For the first time in a couple of years, the economic forecast is showing genuinely troubling signs. We have long been due for a Wall Street adjustment; the inevitable adjustment has been propped up for quite a few years by deficit spending and cheap money. With inflation rising, the Fed has had to raise rates pretty dramatically, leading to a full-point spike in interest rates for a 30-year fixed mortgage. In context, that puts rates right around 4%, which is still obscenely low. I remember when I was a kid, auto dealerships offered 19.9% financing. A $400k house on a 30-year note at 4% is roughly $1,800/mo (minus taxes and insurance). On 20% it’s more like $5,600. Yeesh.

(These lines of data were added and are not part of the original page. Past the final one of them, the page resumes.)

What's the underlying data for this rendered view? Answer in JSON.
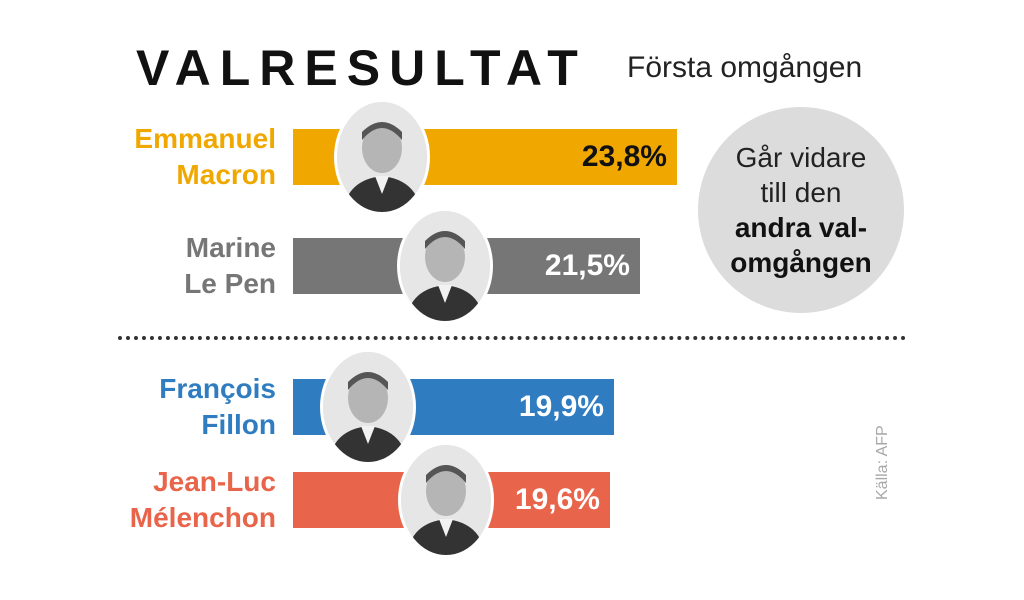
{
  "title": "VALRESULTAT",
  "subtitle": "Första omgången",
  "colors": {
    "macron": "#f0a800",
    "lepen": "#767676",
    "fillon": "#2f7dc0",
    "melenchon": "#e8644a"
  },
  "bubble": {
    "line1": "Går vidare",
    "line2": "till den",
    "line3": "andra val-",
    "line4": "omgången"
  },
  "source": "Källa: AFP",
  "chart_data": {
    "type": "bar",
    "orientation": "horizontal",
    "title": "VALRESULTAT",
    "subtitle": "Första omgången",
    "categories": [
      "Emmanuel Macron",
      "Marine Le Pen",
      "François Fillon",
      "Jean-Luc Mélenchon"
    ],
    "values": [
      23.8,
      21.5,
      19.9,
      19.6
    ],
    "value_labels": [
      "23,8%",
      "21,5%",
      "19,9%",
      "19,6%"
    ],
    "candidates": [
      {
        "first": "Emmanuel",
        "last": "Macron",
        "value": 23.8,
        "label": "23,8%",
        "color": "#f0a800",
        "label_color": "#111111",
        "name_color": "#f0a800"
      },
      {
        "first": "Marine",
        "last": "Le Pen",
        "value": 21.5,
        "label": "21,5%",
        "color": "#767676",
        "label_color": "#ffffff",
        "name_color": "#767676"
      },
      {
        "first": "François",
        "last": "Fillon",
        "value": 19.9,
        "label": "19,9%",
        "color": "#2f7dc0",
        "label_color": "#ffffff",
        "name_color": "#2f7dc0"
      },
      {
        "first": "Jean-Luc",
        "last": "Mélenchon",
        "value": 19.6,
        "label": "19,6%",
        "color": "#e8644a",
        "label_color": "#ffffff",
        "name_color": "#e8644a"
      }
    ],
    "xlabel": "",
    "ylabel": "",
    "grid": false,
    "legend": "none",
    "unit": "%"
  }
}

“But John, you omniscient seer,” I hear you ask, “is the DFW market faced with a correction?”. Well, dear reader, no, Unless the laws of supply-and-demand economics are turned upside down. Tens of thousands of refugees from California continue to wash up on our fertile shores, with nary the clothes on their backs and $4,000,000 in their bank accounts after selling their shanties in Malibu. We’re also seeing an incredibly high number of first-generation Americans enter the metroplex. I had 30 offers on a listing just outside Allen, 27 of them were from either Indian, Asian or Persian-Americans. I heard a great many stories about parents wanting to buy a piece of property for their children, I wish I could have sold all of them acreage.
As of my writing this, I’m staring out the window at a frozen wasteland. Temperatures stand at 25 degrees, traffic is at a minimum. God, I miss the days of minimal traffic. If there’s one thing that really frustrates me about Dallas’ growth, it’s the traffic. It’s high-time we hit the age of flying cars.